30 Jun 2025
You should delete tests
We’ve had decades of thought leadership around testing, especially coming from wholistic development philosophies like Agile, TDD, and BDD. After all that time and several supposedly superseding movements, the developers I talk to seem to have developed a folk wisdom around tests.
That consensus seems to boil down to simple but mostly helpful axioms, like “include tests for your changes” and “write a new test when you fix a bug to prevent regressions”. Unfortunately, one of those consensus beliefs seems to be “it is blasphemy to delete a test”, and that belief is not just wrong but actively harmful.
Let’s talk about why you should delete tests.
To know why we should delete tests, let’s start with why we write tests in the first place. Why do we write tests? At the surface level, it’s to see if our program works the way we expect. But that doesn’t explain why we would write automated tests rather than simply run our program and observe if it works.
If you’ve ever tried to work on a project with no tests, I’m sure you’ve experienced the sinking sensation of backing yourself into a corner over time. The longer the project runs, the worse it gets, and eventually every possible change includes stressfully wondering if you broke something, wondering what you missed, and frantically deploying fix after revert after fix after revert as fast as possible because each frantic fix broke something else.
That nightmare is why automated tests exist: we need to be able to write software with confidence that we aren’t accidentally breaking everything we made before. The bigger a project gets, the more possible failures there are, and the more tests you need to have confidence it all works at the same time.
Confidence is the point of writing tests.
You run the tests so you can be confident when you open a pull request. CI runs the tests so you can be confident when you merge. CD runs the tests so you can be confident when you deploy. Tests exist to increase human confidence that a change will succeed.
Now that we know why tests exist, we can extrapolate when tests need to stop existing: any time they decrease confidence in a change.
How can a test possibly decrease confidence, you ask?
The biggest way tests decrease confidence is by failing at random. Flaky tests seem to fall into a cognitive hole, spreading the insidious costs across every engineer for months, and continuing to flake even after hours or days of attempts to fix them. “Oh, it’s failing because of that flaky test, it’s actually fine” is something I have heard more times than I can count, even when the code is broken and the tests are really failing. If your test is creating confidence in broken code with failing tests, it would be better for it to not exist. Delete the tests.

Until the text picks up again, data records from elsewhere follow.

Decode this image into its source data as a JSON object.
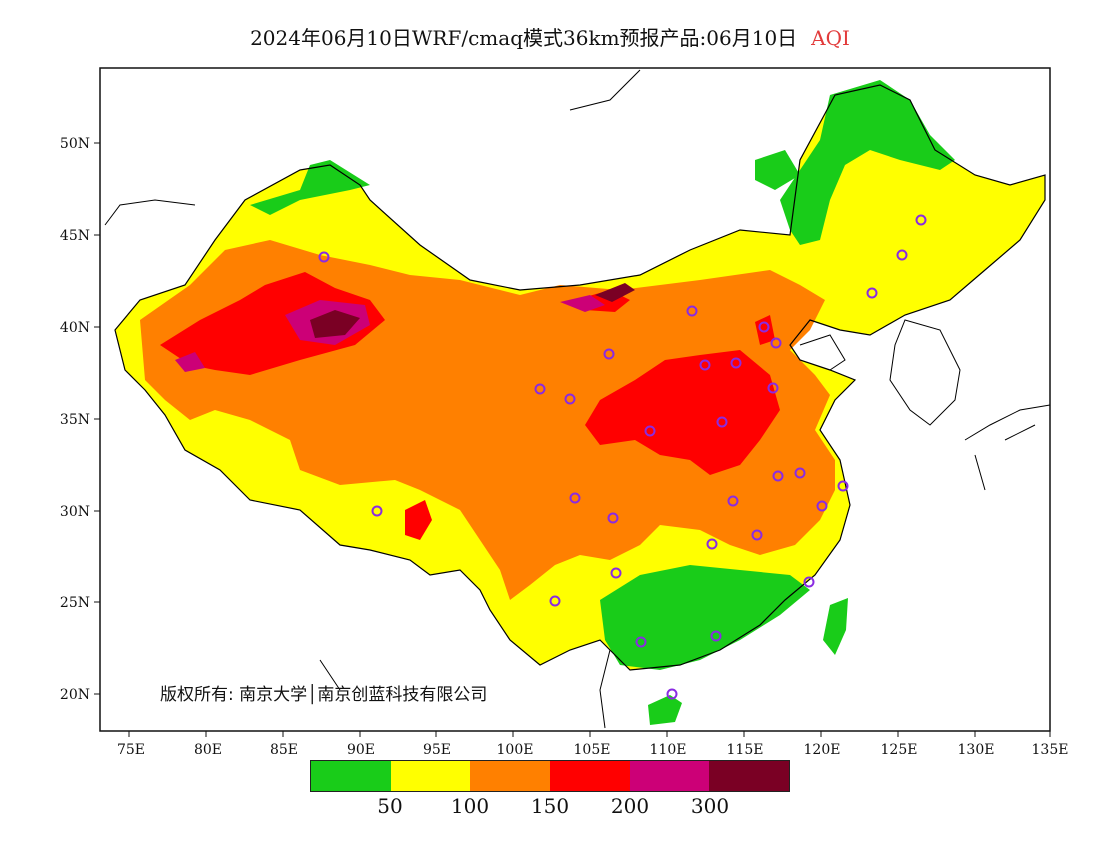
{
  "title": {
    "text": "2024年06月10日WRF/cmaq模式36km预报产品:06月10日",
    "metric": "AQI"
  },
  "axes": {
    "lat_labels": [
      "20N",
      "25N",
      "30N",
      "35N",
      "40N",
      "45N",
      "50N"
    ],
    "lon_labels": [
      "75E",
      "80E",
      "85E",
      "90E",
      "95E",
      "100E",
      "105E",
      "110E",
      "115E",
      "120E",
      "125E",
      "130E",
      "135E"
    ]
  },
  "legend": {
    "colors": [
      "#19cc19",
      "#ffff00",
      "#ff8000",
      "#ff0000",
      "#cc0077",
      "#7a0024"
    ],
    "labels": [
      "50",
      "100",
      "150",
      "200",
      "300"
    ]
  },
  "copyright": "版权所有: 南京大学│南京创蓝科技有限公司",
  "map_colors": {
    "good": "#19cc19",
    "moderate": "#ffff00",
    "usg": "#ff8000",
    "unhealthy": "#ff0000",
    "very_unhealthy": "#cc0077",
    "hazardous": "#7a0024",
    "city_marker": "#8a2be2"
  }
}
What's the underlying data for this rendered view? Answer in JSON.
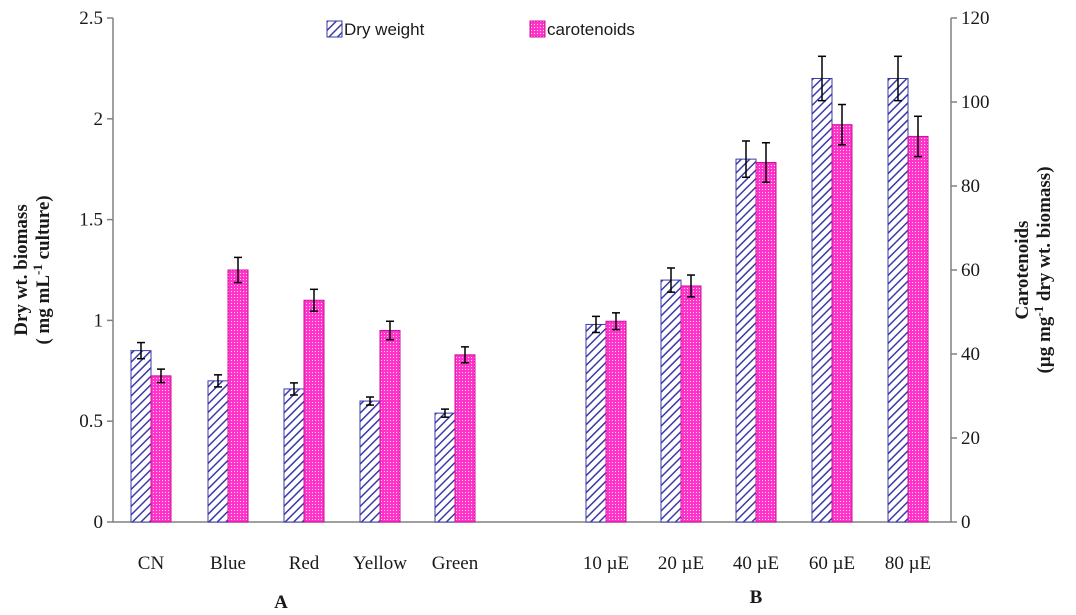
{
  "chart_data": {
    "type": "bar",
    "groups": [
      {
        "label": "A",
        "categories": [
          "CN",
          "Blue",
          "Red",
          "Yellow",
          "Green"
        ]
      },
      {
        "label": "B",
        "categories": [
          "10 µE",
          "20 µE",
          "40 µE",
          "60 µE",
          "80 µE"
        ]
      }
    ],
    "categories": [
      "CN",
      "Blue",
      "Red",
      "Yellow",
      "Green",
      "10 µE",
      "20 µE",
      "40 µE",
      "60 µE",
      "80 µE"
    ],
    "series": [
      {
        "name": "Dry weight",
        "axis": "left",
        "color": "#3a3aa8",
        "values": [
          0.85,
          0.7,
          0.66,
          0.6,
          0.54,
          0.98,
          1.2,
          1.8,
          2.2,
          2.2
        ],
        "errors": [
          0.04,
          0.03,
          0.03,
          0.02,
          0.02,
          0.04,
          0.06,
          0.09,
          0.11,
          0.11
        ]
      },
      {
        "name": "carotenoids",
        "axis": "right",
        "color": "#ff33cc",
        "values": [
          34.8,
          60.0,
          52.8,
          45.6,
          39.8,
          47.8,
          56.2,
          85.6,
          94.6,
          91.8
        ],
        "errors": [
          1.6,
          3.0,
          2.6,
          2.2,
          1.9,
          2.0,
          2.6,
          4.7,
          4.8,
          4.8
        ]
      }
    ],
    "y_left": {
      "label_line1": "Dry wt. biomass",
      "label_line2_pre": "( mg mL",
      "label_line2_sup": "-1",
      "label_line2_post": " culture)",
      "ylim": [
        0,
        2.5
      ],
      "ticks": [
        "0",
        "0.5",
        "1",
        "1.5",
        "2",
        "2.5"
      ]
    },
    "y_right": {
      "label_line1": "Carotenoids",
      "label_line2_pre": "(µg mg",
      "label_line2_sup": "-1",
      "label_line2_post": " dry wt. biomass)",
      "ylim": [
        0,
        120
      ],
      "ticks": [
        "0",
        "20",
        "40",
        "60",
        "80",
        "100",
        "120"
      ]
    },
    "legend": {
      "position": "top-center"
    },
    "grid": false
  }
}
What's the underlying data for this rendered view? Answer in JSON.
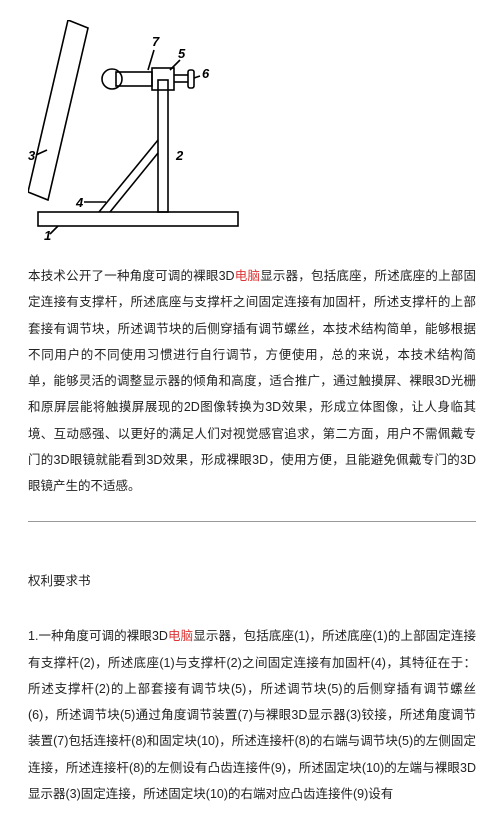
{
  "diagram": {
    "labels": [
      "1",
      "2",
      "3",
      "4",
      "5",
      "6",
      "7"
    ],
    "stroke": "#000000",
    "stroke_width": 1.6,
    "font_size": 13,
    "font_weight": "bold"
  },
  "abstract": {
    "font_size": 12.5,
    "color": "#222222",
    "highlight_color": "#dd3333",
    "parts": [
      {
        "t": "本技术公开了一种角度可调的裸眼3D",
        "hl": false
      },
      {
        "t": "电脑",
        "hl": true
      },
      {
        "t": "显示器，包括底座，所述底座的上部固定连接有支撑杆，所述底座与支撑杆之间固定连接有加固杆，所述支撑杆的上部套接有调节块，所述调节块的后侧穿插有调节螺丝，本技术结构简单，能够根据不同用户的不同使用习惯进行自行调节，方便使用，总的来说，本技术结构简单，能够灵活的调整显示器的倾角和高度，适合推广，通过触摸屏、裸眼3D光栅和原屏层能将触摸屏展现的2D图像转换为3D效果，形成立体图像，让人身临其境、互动感强、以更好的满足人们对视觉感官追求，第二方面，用户不需佩戴专门的3D眼镜就能看到3D效果，形成裸眼3D，使用方便，且能避免佩戴专门的3D眼镜产生的不适感。",
        "hl": false
      }
    ]
  },
  "claims": {
    "title": "权利要求书",
    "title_font_size": 12.5,
    "font_size": 12.5,
    "color": "#222222",
    "highlight_color": "#dd3333",
    "parts": [
      {
        "t": "1.一种角度可调的裸眼3D",
        "hl": false
      },
      {
        "t": "电脑",
        "hl": true
      },
      {
        "t": "显示器，包括底座(1)，所述底座(1)的上部固定连接有支撑杆(2)，所述底座(1)与支撑杆(2)之间固定连接有加固杆(4)，其特征在于：所述支撑杆(2)的上部套接有调节块(5)，所述调节块(5)的后侧穿插有调节螺丝(6)，所述调节块(5)通过角度调节装置(7)与裸眼3D显示器(3)铰接，所述角度调节装置(7)包括连接杆(8)和固定块(10)，所述连接杆(8)的右端与调节块(5)的左侧固定连接，所述连接杆(8)的左侧设有凸齿连接件(9)，所述固定块(10)的左端与裸眼3D显示器(3)固定连接，所述固定块(10)的右端对应凸齿连接件(9)设有",
        "hl": false
      }
    ]
  }
}
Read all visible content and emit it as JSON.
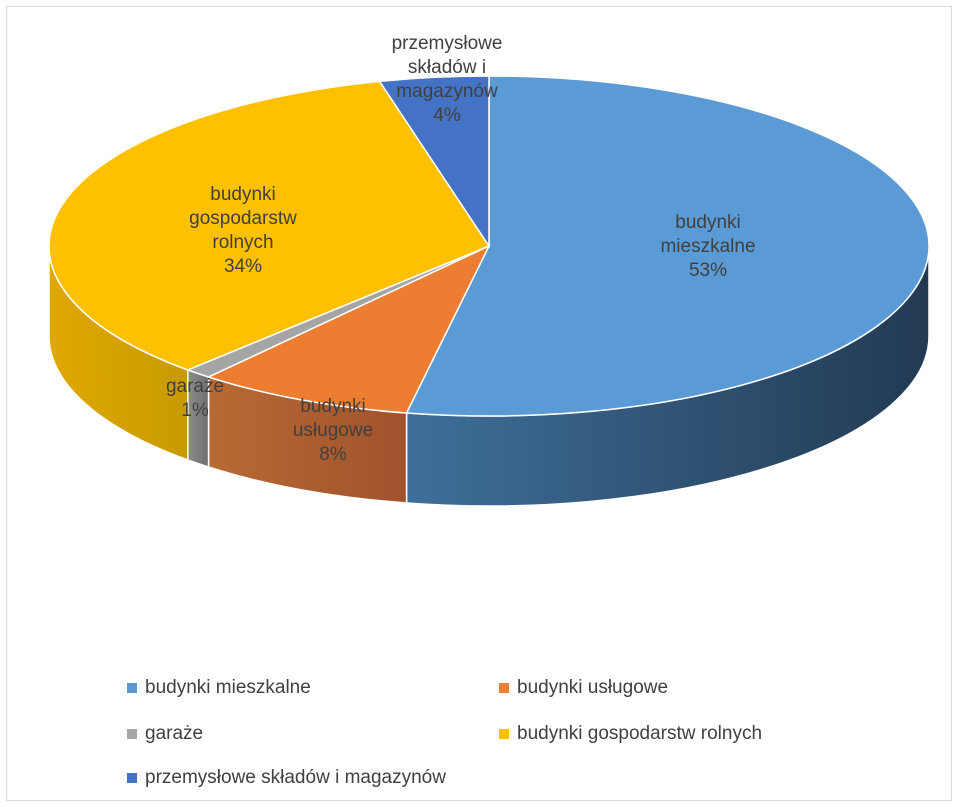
{
  "chart_data": {
    "type": "pie",
    "style": "3d",
    "slices": [
      {
        "name": "budynki mieszkalne",
        "value": 53,
        "label_lines": [
          "budynki",
          "mieszkalne",
          "53%"
        ],
        "color": "#5b9bd5",
        "side_color": "#2e4a63"
      },
      {
        "name": "budynki usługowe",
        "value": 8,
        "label_lines": [
          "budynki",
          "usługowe",
          "8%"
        ],
        "color": "#ed7d31",
        "side_color": "#a9582a"
      },
      {
        "name": "garaże",
        "value": 1,
        "label_lines": [
          "garaże",
          "1%"
        ],
        "color": "#a5a5a5",
        "side_color": "#7a7a7a"
      },
      {
        "name": "budynki gospodarstw rolnych",
        "value": 34,
        "label_lines": [
          "budynki",
          "gospodarstw",
          "rolnych",
          "34%"
        ],
        "color": "#ffc000",
        "side_color": "#c89a00"
      },
      {
        "name": "przemysłowe składów i magazynów",
        "value": 4,
        "label_lines": [
          "przemysłowe",
          "składów i",
          "magazynów",
          "4%"
        ],
        "color": "#4472c4",
        "side_color": "#2f5597"
      }
    ],
    "legend_position": "bottom"
  },
  "legend": {
    "items": [
      {
        "label": "budynki mieszkalne",
        "color": "#5b9bd5"
      },
      {
        "label": "budynki usługowe",
        "color": "#ed7d31"
      },
      {
        "label": "garaże",
        "color": "#a5a5a5"
      },
      {
        "label": "budynki gospodarstw rolnych",
        "color": "#ffc000"
      },
      {
        "label": "przemysłowe składów i magazynów",
        "color": "#4472c4"
      }
    ]
  }
}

Another argument I’ve heard several times in favor of keeping flaky tests is “what if one day this flaky tests stops something from breaking”. It’s an understandable fear, maybe this test could catch a real problem in the future! But the costs of a flaky test can quickly be measured in days or even weeks of derailed work, and a future bug isn’t likely to take days or weeks to fix. Allow the possibility of a bug in the future to save everyone’s sanity and productivity now. If the future bug occurs, fix it and write a new test that doesn’t flake. Today, delete the tests.
Intermittent failures aren’t the only reason to delete tests, though. What if your tests are written so that a one line code change means updating 150 tests? Does 150 checks on your change really make you more confident than two, or maybe three checks? Delete the tests.
What if your tests take so long to run that you can’t run them all between merges, and you start skipping some? Ideally, you want tiers of confidence, with quick tests for commits, longer tests for merges, and (maybe) a giant suite so long that it can only fully run against production. The most common quick fix that I’ve seen, though, is the opposite: just turn off a chunk of tests because they always pass and the suite takes too long. When a test doesn’t get run, but people act like it’s green, that’s another kind of flaky test. A false pass harms your confidence just as much as a false failure. You will get bitten by the mismatch, if you have any tests that don’t get run. Stop fooling yourself, and delete the tests.
Even worse, what if your business requirements have changed, and now you have thousands of lines of tests failing because they test the wrong thing? Updating irrelevant tests to pass isn’t going to increase your confidence in the new behavior. You don’t need to update the old tests, you need to test the new behavior directly. Delete the tests.